When Agent A delegates to Agent B, pass the trace_id and the parent agent’s span ID so LangSight can reconstruct the full call tree.

Using the session context manager

from langsight.sdk import LangSightClient

client = LangSightClient(url="http://localhost:8000")

async def orchestrator_agent():
    # Opens a session — all wrap() calls within inherit trace_id + session_id
    async with client.agent_session(agent_name="orchestrator") as session:
        traced_jira = client.wrap(jira_session, server_name="jira-mcp")
        await traced_jira.call_tool("get_issue", {"id": "TASK-42"})

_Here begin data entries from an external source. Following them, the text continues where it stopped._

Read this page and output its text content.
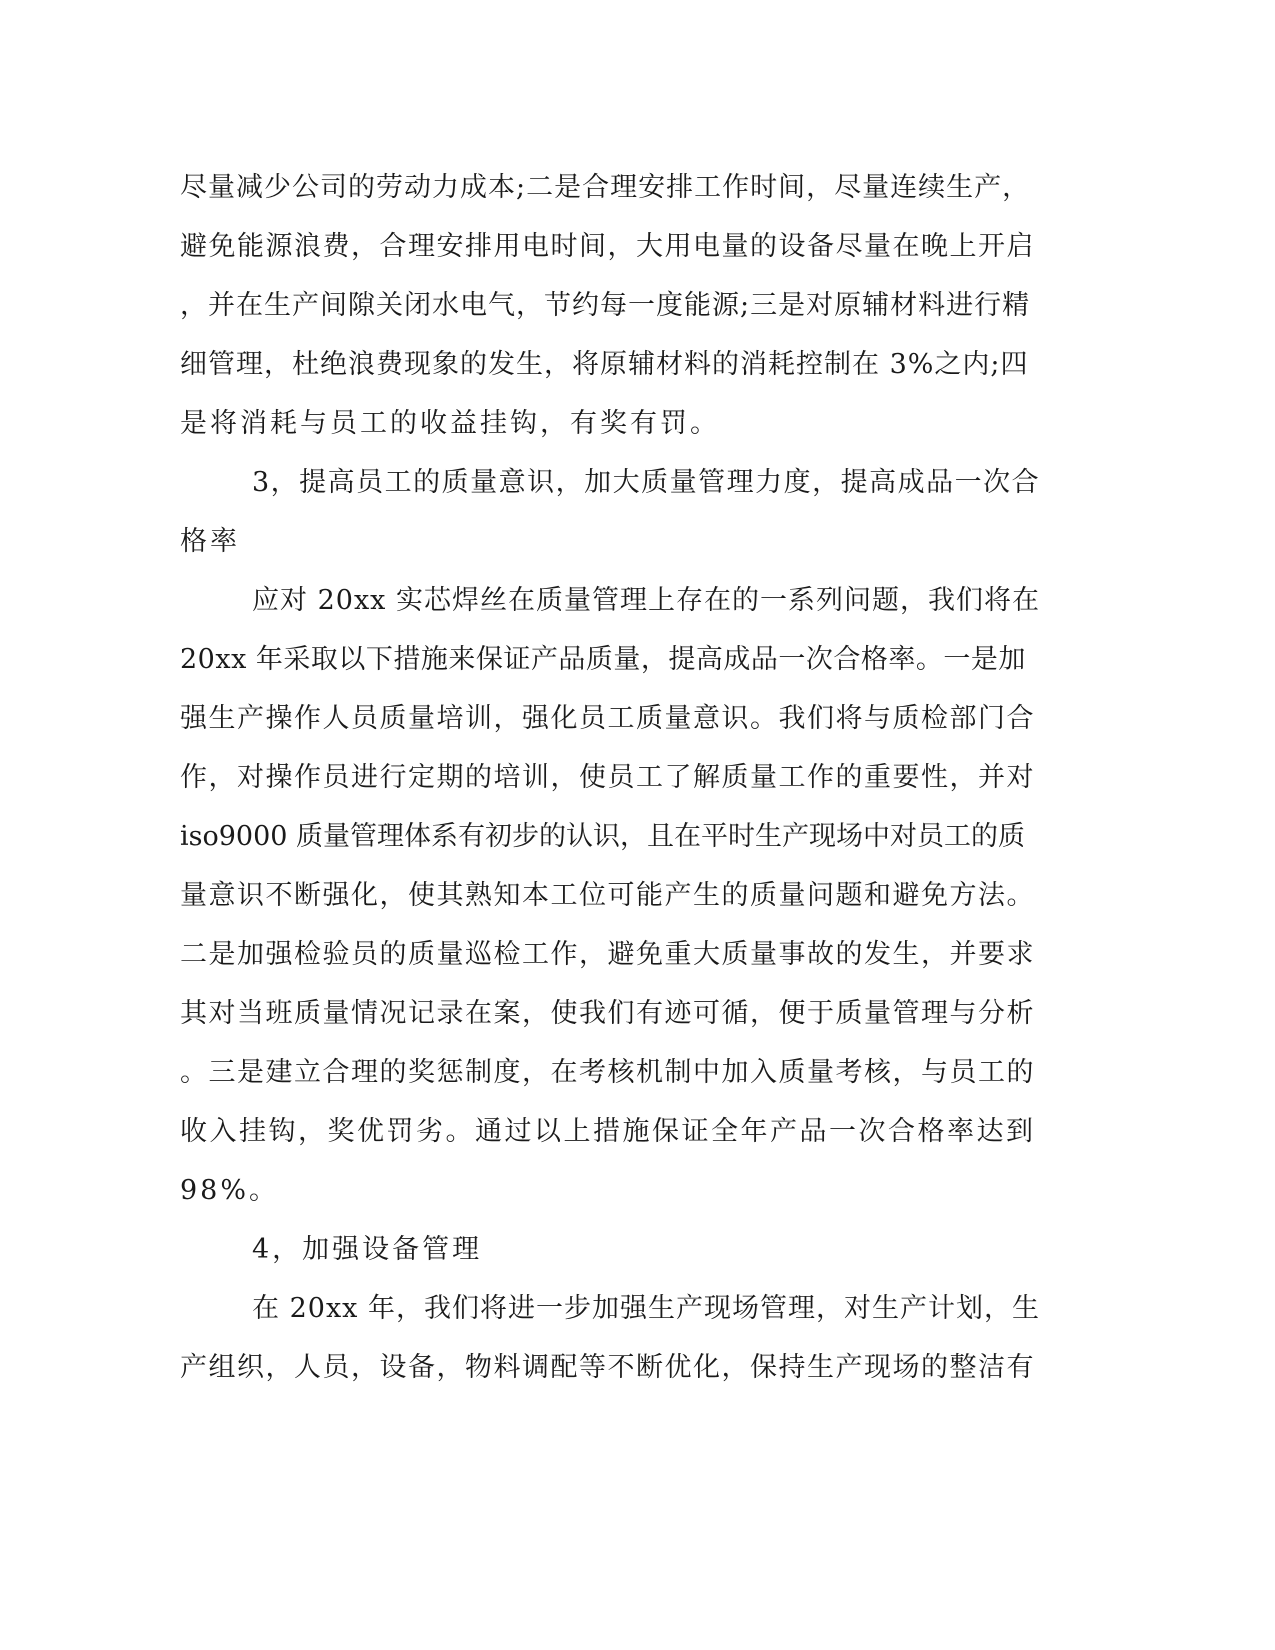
尽量减少公司的劳动力成本;二是合理安排工作时间，尽量连续生产，
避免能源浪费，合理安排用电时间，大用电量的设备尽量在晚上开启
，并在生产间隙关闭水电气，节约每一度能源;三是对原辅材料进行精
细管理，杜绝浪费现象的发生，将原辅材料的消耗控制在 3%之内;四
是将消耗与员工的收益挂钩，有奖有罚。
3，提高员工的质量意识，加大质量管理力度，提高成品一次合
格率
应对 20xx 实芯焊丝在质量管理上存在的一系列问题，我们将在
20xx 年采取以下措施来保证产品质量，提高成品一次合格率。一是加
强生产操作人员质量培训，强化员工质量意识。我们将与质检部门合
作，对操作员进行定期的培训，使员工了解质量工作的重要性，并对
iso9000 质量管理体系有初步的认识，且在平时生产现场中对员工的质
量意识不断强化，使其熟知本工位可能产生的质量问题和避免方法。
二是加强检验员的质量巡检工作，避免重大质量事故的发生，并要求
其对当班质量情况记录在案，使我们有迹可循，便于质量管理与分析
。三是建立合理的奖惩制度，在考核机制中加入质量考核，与员工的
收入挂钩，奖优罚劣。通过以上措施保证全年产品一次合格率达到
98%。
4，加强设备管理
在 20xx 年，我们将进一步加强生产现场管理，对生产计划，生
产组织，人员，设备，物料调配等不断优化，保持生产现场的整洁有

        # Pass session context to sub-agent
        await research_agent(parent_session=session)

async def research_agent(parent_session):
    # Sub-agent spans are linked to the parent session via parent_span_id
    async with client.agent_session(
        agent_name="research",
        parent_span_id=parent_session.current_span_id,
        trace_id=parent_session.trace_id,
        session_id=parent_session.session_id,
    ) as session:
        traced_confluence = client.wrap(
            confluence_session,
            server_name="confluence-mcp",
        )
        await traced_confluence.call_tool("search", {"query": "returns policy"})

Manual parent_span_id

If you are not using the session context manager, set parent_span_id explicitly:
traced = client.wrap(
    mcp_session,
    server_name="confluence-mcp",
    agent_name="research-agent",
    session_id="sess-f2a9b1",
    trace_id="trace-abc123",
    parent_span_id="span-001",   # ID of the handoff span from the parent agent
)

How parent_span_id works

parent_span_id uses the same model as OpenTelemetry distributed tracing. Each span has a unique span_id. When a child agent sets parent_span_id, LangSight can reconstruct the full call tree by following parent-child relationships from the flat span storage. No separate tree structure is required — tree reconstruction is a recursive query at read time.